The Compensation and Management Development Committee shall consist of at least two and
not more than four members of the Board of Directors, none of whom shall be an officer or
employee of this Corporation and all of whom shall be "independent" directors as that term is
defined by Nasdaq. Members of the Committee shall be appointed by the Board of Directors
upon the recommendation of the Governance and Compositions Committee and may be removed
by the Board of Directors in its discretion. The Committee shall have the following powers and
duties and shall report thereon to the Board of Directors.
1. Recommend to the Board compensation and benefits for non-employee directors. In
discharging this duty, the Committee shall be guided by three goals: compensation
should fairly pay directors for the work required; compensation should align directors'
interests with the long-term interests of shareowners; and the structure of the
compensation should be simple, transparent and easy for shareowners to understand.
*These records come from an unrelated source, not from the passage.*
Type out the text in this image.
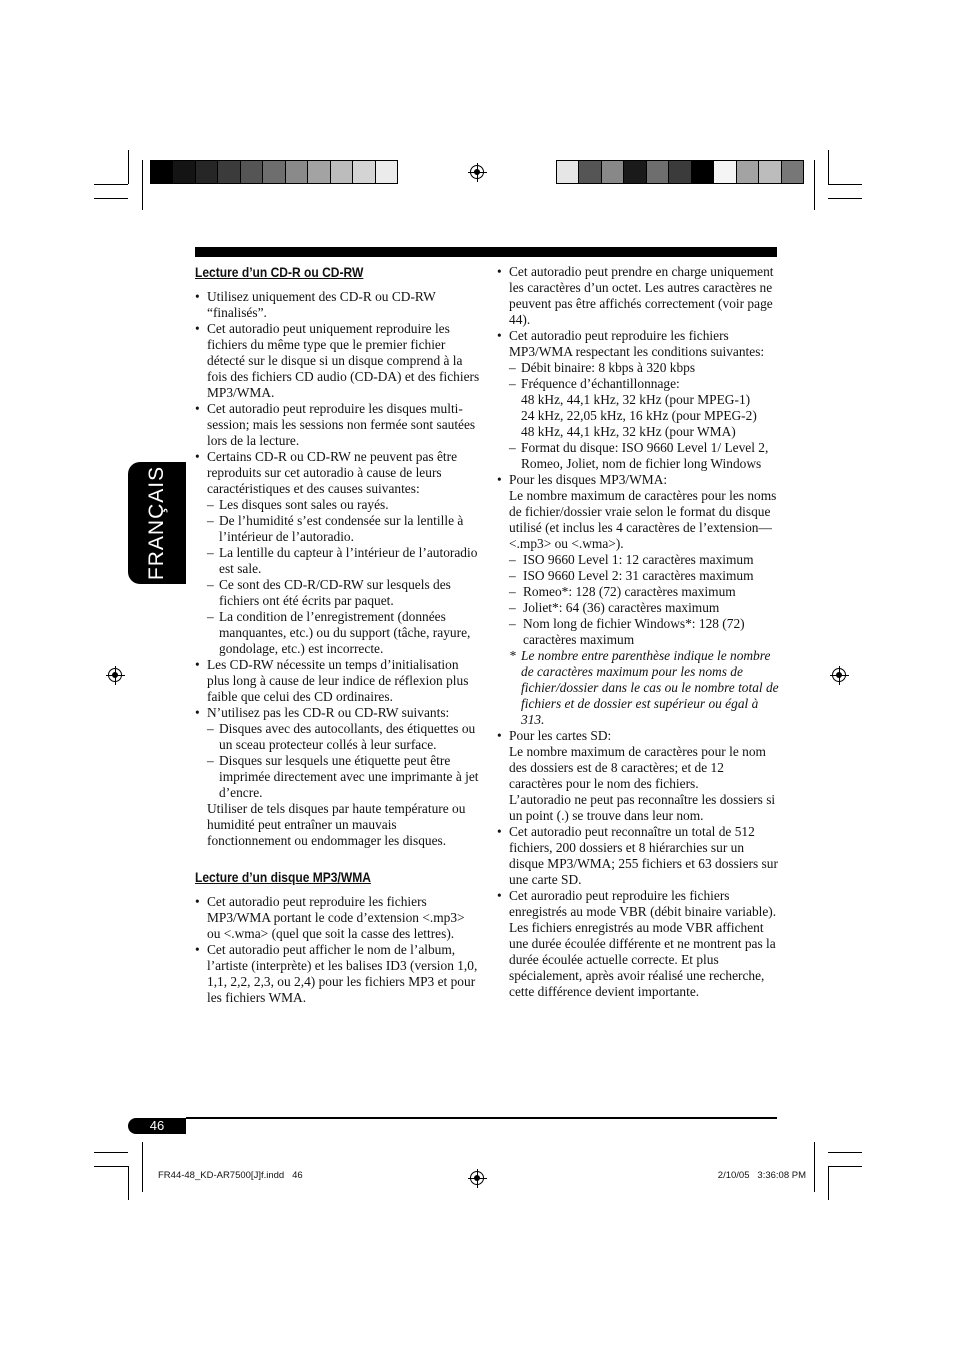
FRANÇAIS
Lecture d’un CD-R ou CD-RW
• Utilisez uniquement des CD-R ou CD-RW “finalisés”.
• Cet autoradio peut uniquement reproduire les fichiers du même type que le premier fichier détecté sur le disque si un disque comprend à la fois des fichiers CD audio (CD-DA) et des fichiers MP3/WMA.
• Cet autoradio peut reproduire les disques multi-session; mais les sessions non fermée sont sautées lors de la lecture.
• Certains CD-R ou CD-RW ne peuvent pas être reproduits sur cet autoradio à cause de leurs caractéristiques et des causes suivantes:
– Les disques sont sales ou rayés.
– De l’humidité s’est condensée sur la lentille à l’intérieur de l’autoradio.
– La lentille du capteur à l’intérieur de l’autoradio est sale.
– Ce sont des CD-R/CD-RW sur lesquels des fichiers ont été écrits par paquet.
– La condition de l’enregistrement (données manquantes, etc.) ou du support (tâche, rayure, gondolage, etc.) est incorrecte.
• Les CD-RW nécessite un temps d’initialisation plus long à cause de leur indice de réflexion plus faible que celui des CD ordinaires.
• N’utilisez pas les CD-R ou CD-RW suivants:
– Disques avec des autocollants, des étiquettes ou un sceau protecteur collés à leur surface.
– Disques sur lesquels une étiquette peut être imprimée directement avec une imprimante à jet d’encre.
Utiliser de tels disques par haute température ou humidité peut entraîner un mauvais fonctionnement ou endommager les disques.
Lecture d’un disque MP3/WMA
• Cet autoradio peut reproduire les fichiers MP3/WMA portant le code d’extension <.mp3> ou <.wma> (quel que soit la casse des lettres).
• Cet autoradio peut afficher le nom de l’album, l’artiste (interprète) et les balises ID3 (version 1,0, 1,1, 2,2, 2,3, ou 2,4) pour les fichiers MP3 et pour les fichiers WMA.
• Cet autoradio peut prendre en charge uniquement les caractères d’un octet. Les autres caractères ne peuvent pas être affichés correctement (voir page 44).
• Cet autoradio peut reproduire les fichiers MP3/WMA respectant les conditions suivantes:
– Débit binaire: 8 kbps à 320 kbps
– Fréquence d’échantillonnage:
48 kHz, 44,1 kHz, 32 kHz (pour MPEG-1)
24 kHz, 22,05 kHz, 16 kHz (pour MPEG-2)
48 kHz, 44,1 kHz, 32 kHz (pour WMA)
– Format du disque: ISO 9660 Level 1/ Level 2, Romeo, Joliet, nom de fichier long Windows
• Pour les disques MP3/WMA:
Le nombre maximum de caractères pour les noms de fichier/dossier vraie selon le format du disque utilisé (et inclus les 4 caractères de l’extension—<.mp3> ou <.wma>).
– ISO 9660 Level 1: 12 caractères maximum
– ISO 9660 Level 2: 31 caractères maximum
– Romeo*: 128 (72) caractères maximum
– Joliet*: 64 (36) caractères maximum
– Nom long de fichier Windows*: 128 (72) caractères maximum
* Le nombre entre parenthèse indique le nombre de caractères maximum pour les noms de fichier/dossier dans le cas ou le nombre total de fichiers et de dossier est supérieur ou égal à 313.
• Pour les cartes SD:
Le nombre maximum de caractères pour le nom des dossiers est de 8 caractères; et de 12 caractères pour le nom des fichiers.
L’autoradio ne peut pas reconnaître les dossiers si un point (.) se trouve dans leur nom.
• Cet autoradio peut reconnaître un total de 512 fichiers, 200 dossiers et 8 hiérarchies sur un disque MP3/WMA; 255 fichiers et 63 dossiers sur une carte SD.
• Cet auroradio peut reproduire les fichiers enregistrés au mode VBR (débit binaire variable).
Les fichiers enregistrés au mode VBR affichent une durée écoulée différente et ne montrent pas la durée écoulée actuelle correcte. Et plus spécialement, après avoir réalisé une recherche, cette différence devient importante.
46
FR44-48_KD-AR7500[J]f.indd   46	2/10/05   3:36:08 PM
At the end of each year, the Committee shall review non-employee director
compensation and benefits;
2. Review and approve on an annual basis the corporate goals and objectives with
respect to compensation for the chief executive officer, determine the salaries of all
executive officers and review annually the salary plan for other executives in general
management positions;
3. Review the company's' base pay, incentive compensation, deferred compensation,
and all stock-based plans and recommend changes in such plans as needed. The
Committee shall have and shall exercise all the authority of the Board of Directors
with respect to the administration of such plans;
4. Annually review the performance of the Chief Executive Officer and the
corporations' senior executives, and assist the board in developing and evaluating
potential candidates for executive positions, including the chief Executive Office, and
oversee the development of executive succession plans;
5. Prepare and publish an annual executive compensation report in the company's proxy
The Committee shall have the authority to delegate any of its responsibilities to subcommittees,
as the Committee may deem appropriate in its sole discretion.
The Committee shall have the authority to retain appropriate consultants or advisors to assist in
determining fair compensation levels in view of market and industry conditions, and to retain
outside counsel and any other advisors as the Committee may deem appropriate in its sole
discretion. The Committee shall have sole authority to approve related fees and retention terms.
The Committee shall report its actions and recommendations to the Board after each Committee
meeting and shall conduct and present to the Board an annual performance evaluation of the
Committee. The Committee shall review at least annually the adequacy of this charter and
recommend any proposed changes to the Board for approval.